What Thoma Bravo Sees
With $184 billion in assets under management, Thoma Bravo doesn’t write $2B checks lightly. They’re betting on a few key trends:
- Restaurant digitization is permanent — COVID accelerated adoption, but the convenience factor means there’s no going back
- Vertical SaaS wins — Horizontal tools are getting commoditized, but deep industry expertise creates real moats
- Private equity can unlock growth — Taking Olo private removes quarterly earnings pressure and allows for longer-term strategic bets
As Thoma Bravo’s Peter Hernandez put it: “Noah is a visionary who helped create the digital ordering category for restaurants, and Olo’s platform has earned the trust of many of the world’s most iconic restaurant brands.”

The Bigger Picture
This deal is part of a broader pattern. In April, Thoma Bravo agreed to acquire Boeing’s Digital Aviation Solutions unit for $10.55 billion. They’re clearly bullish on B2B software again.
For SaaS founders and operators, here are the key takeaways:
- Profitability matters more than growth — Olo’s path to acquisition came through disciplined cost management, not hypergrowth
- Vertical expertise commands premiums — Olo’s deep restaurant industry knowledge made them irreplaceable to their customers
- PE is back — After a slow 2023-2024, sophisticated buyers are writing big checks again for the right assets
The deal is expected to close by end of 2025, and Olo will become a private company. For an industry that’s been wondering when PE appetite would return to SaaS, this $2B bet is a pretty clear answer.

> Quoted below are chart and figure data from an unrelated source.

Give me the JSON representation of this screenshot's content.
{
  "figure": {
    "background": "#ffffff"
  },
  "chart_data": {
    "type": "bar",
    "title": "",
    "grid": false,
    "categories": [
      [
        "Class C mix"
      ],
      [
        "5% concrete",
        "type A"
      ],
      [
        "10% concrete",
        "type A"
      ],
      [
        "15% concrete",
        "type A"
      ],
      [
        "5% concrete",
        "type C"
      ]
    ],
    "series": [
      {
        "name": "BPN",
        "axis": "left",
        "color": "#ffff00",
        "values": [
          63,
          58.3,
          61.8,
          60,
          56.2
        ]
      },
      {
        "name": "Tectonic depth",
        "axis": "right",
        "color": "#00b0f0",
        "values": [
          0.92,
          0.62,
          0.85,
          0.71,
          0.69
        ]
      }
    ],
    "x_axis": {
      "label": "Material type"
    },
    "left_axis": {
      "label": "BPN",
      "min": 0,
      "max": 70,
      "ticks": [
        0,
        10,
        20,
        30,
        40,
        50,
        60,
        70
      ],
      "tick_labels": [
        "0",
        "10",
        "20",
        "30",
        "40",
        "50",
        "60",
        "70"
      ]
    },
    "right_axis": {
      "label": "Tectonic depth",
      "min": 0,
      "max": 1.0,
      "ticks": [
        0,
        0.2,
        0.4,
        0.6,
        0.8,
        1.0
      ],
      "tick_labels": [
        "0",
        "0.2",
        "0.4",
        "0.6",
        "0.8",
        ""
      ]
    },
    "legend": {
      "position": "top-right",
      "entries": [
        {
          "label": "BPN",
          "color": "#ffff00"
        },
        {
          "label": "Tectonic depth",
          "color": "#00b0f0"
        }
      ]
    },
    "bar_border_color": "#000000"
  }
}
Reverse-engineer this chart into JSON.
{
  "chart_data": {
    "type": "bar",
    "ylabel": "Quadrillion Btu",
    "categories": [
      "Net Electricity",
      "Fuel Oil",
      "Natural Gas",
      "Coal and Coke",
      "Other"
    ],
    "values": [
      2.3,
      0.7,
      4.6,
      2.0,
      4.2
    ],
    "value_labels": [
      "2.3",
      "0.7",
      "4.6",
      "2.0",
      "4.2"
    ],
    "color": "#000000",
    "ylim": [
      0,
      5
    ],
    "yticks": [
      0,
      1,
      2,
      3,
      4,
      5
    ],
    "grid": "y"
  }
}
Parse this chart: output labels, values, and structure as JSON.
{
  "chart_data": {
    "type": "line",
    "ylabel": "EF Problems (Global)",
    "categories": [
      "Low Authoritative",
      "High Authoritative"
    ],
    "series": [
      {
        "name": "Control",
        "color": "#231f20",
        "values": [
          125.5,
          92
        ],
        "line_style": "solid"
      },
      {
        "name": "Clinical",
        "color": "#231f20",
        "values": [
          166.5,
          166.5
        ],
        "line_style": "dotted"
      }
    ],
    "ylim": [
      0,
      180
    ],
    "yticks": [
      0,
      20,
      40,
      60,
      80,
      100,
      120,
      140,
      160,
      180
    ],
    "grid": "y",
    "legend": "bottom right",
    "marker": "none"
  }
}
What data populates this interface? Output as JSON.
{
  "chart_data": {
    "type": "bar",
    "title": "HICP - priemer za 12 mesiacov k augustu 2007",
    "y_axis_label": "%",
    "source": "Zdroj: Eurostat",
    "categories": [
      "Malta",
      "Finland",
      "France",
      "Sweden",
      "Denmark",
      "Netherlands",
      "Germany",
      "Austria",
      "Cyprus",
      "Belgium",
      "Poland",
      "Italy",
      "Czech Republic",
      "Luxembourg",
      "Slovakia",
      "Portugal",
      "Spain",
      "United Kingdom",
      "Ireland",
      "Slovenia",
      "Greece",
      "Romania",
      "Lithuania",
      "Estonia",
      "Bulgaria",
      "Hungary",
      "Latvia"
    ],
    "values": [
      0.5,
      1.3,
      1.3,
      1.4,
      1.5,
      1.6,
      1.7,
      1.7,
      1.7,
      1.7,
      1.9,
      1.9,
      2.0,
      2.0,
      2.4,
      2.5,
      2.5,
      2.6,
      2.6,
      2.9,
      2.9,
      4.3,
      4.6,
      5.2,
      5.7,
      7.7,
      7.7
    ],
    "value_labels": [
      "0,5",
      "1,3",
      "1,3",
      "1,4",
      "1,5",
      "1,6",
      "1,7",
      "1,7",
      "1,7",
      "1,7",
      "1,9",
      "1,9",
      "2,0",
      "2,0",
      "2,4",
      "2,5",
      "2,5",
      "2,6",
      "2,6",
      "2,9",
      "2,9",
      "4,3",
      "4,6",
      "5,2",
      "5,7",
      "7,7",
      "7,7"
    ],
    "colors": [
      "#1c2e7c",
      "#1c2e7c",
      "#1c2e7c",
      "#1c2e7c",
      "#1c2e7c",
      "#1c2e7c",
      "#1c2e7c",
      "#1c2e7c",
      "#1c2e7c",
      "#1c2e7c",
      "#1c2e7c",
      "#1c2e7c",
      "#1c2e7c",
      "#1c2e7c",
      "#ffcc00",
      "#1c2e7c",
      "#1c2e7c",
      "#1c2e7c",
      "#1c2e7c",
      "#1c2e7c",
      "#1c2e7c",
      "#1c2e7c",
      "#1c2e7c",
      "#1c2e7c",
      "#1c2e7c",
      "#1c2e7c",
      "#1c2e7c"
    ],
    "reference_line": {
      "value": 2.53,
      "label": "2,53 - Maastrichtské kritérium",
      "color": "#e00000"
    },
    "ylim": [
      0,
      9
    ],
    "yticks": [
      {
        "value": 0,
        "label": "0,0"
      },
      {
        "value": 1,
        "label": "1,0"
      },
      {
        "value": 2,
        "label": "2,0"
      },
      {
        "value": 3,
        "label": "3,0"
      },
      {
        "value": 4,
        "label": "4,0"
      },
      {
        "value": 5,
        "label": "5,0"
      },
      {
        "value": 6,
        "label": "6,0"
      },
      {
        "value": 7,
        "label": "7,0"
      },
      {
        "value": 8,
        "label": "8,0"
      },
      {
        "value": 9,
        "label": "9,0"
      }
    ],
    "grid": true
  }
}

And a look back at Olo just post-IPO here:
Other Major PE + M&A SaaS Deals in 2025
The Olo acquisition isn’t happening in isolation. 2025 is shaping up to be a stronger year for PE + Corporate M&A SaaS deals, with Q1 alone seeing 210 enterprise SaaS M&A transactions totaling $29.1 billion.
Here are the other mega-deals that show PE’s renewed love for SaaS:
Q1 2025 Blockbusters:
- Clearlake Capital → ModMed: $5.3B – Healthcare SaaS platform serving specialty medical practices
- KKR (via Cotiviti) → Edifecs: $3.1B – Healthcare data and claims processing software
- ServiceNow → Moveworks: $2.9B – AI-powered enterprise assistant (strategic, not PE)
- Xero -> Melio for $2.5B – Triple Xero’s payments footprint in North America
- CoreWeave → Weights & Biases: $1.7B – AI developer platform
Other Notable 2025 Activity:
- Francisco Partners → Quorum Software (March 2025) – Energy industry software from Thoma Bravo
- Francisco Partners → AdvancedMD: $1.13B (October 2024, closed 2025) – Medical practice management software
- Vista Equity + Blackstone → Smartsheet: $8.4B (closed January 2025) – Work management platform
The Numbers Tell the Story:
- Q1 2025 saw 636 SaaS M&A transactions, up 19% quarter-over-quarter and 31% year-over-year
- Private equity-led deal count hit a new quarterly record at 73 deals
- PE drove 61% of all SaaS transactions in 2024
- Median valuation multiples held steady at 4.2x revenue, with average at 6.0x
What’s Driving the Surge: The appetite is being fueled by several factors: AI integration creating new value propositions, improving profitability metrics across SaaS companies, and the classic PE playbook working well with recurring revenue models. As one report noted, companies with 120%+ net retention rates are commanding 11.7x revenue multiples—a 109% premium over the median.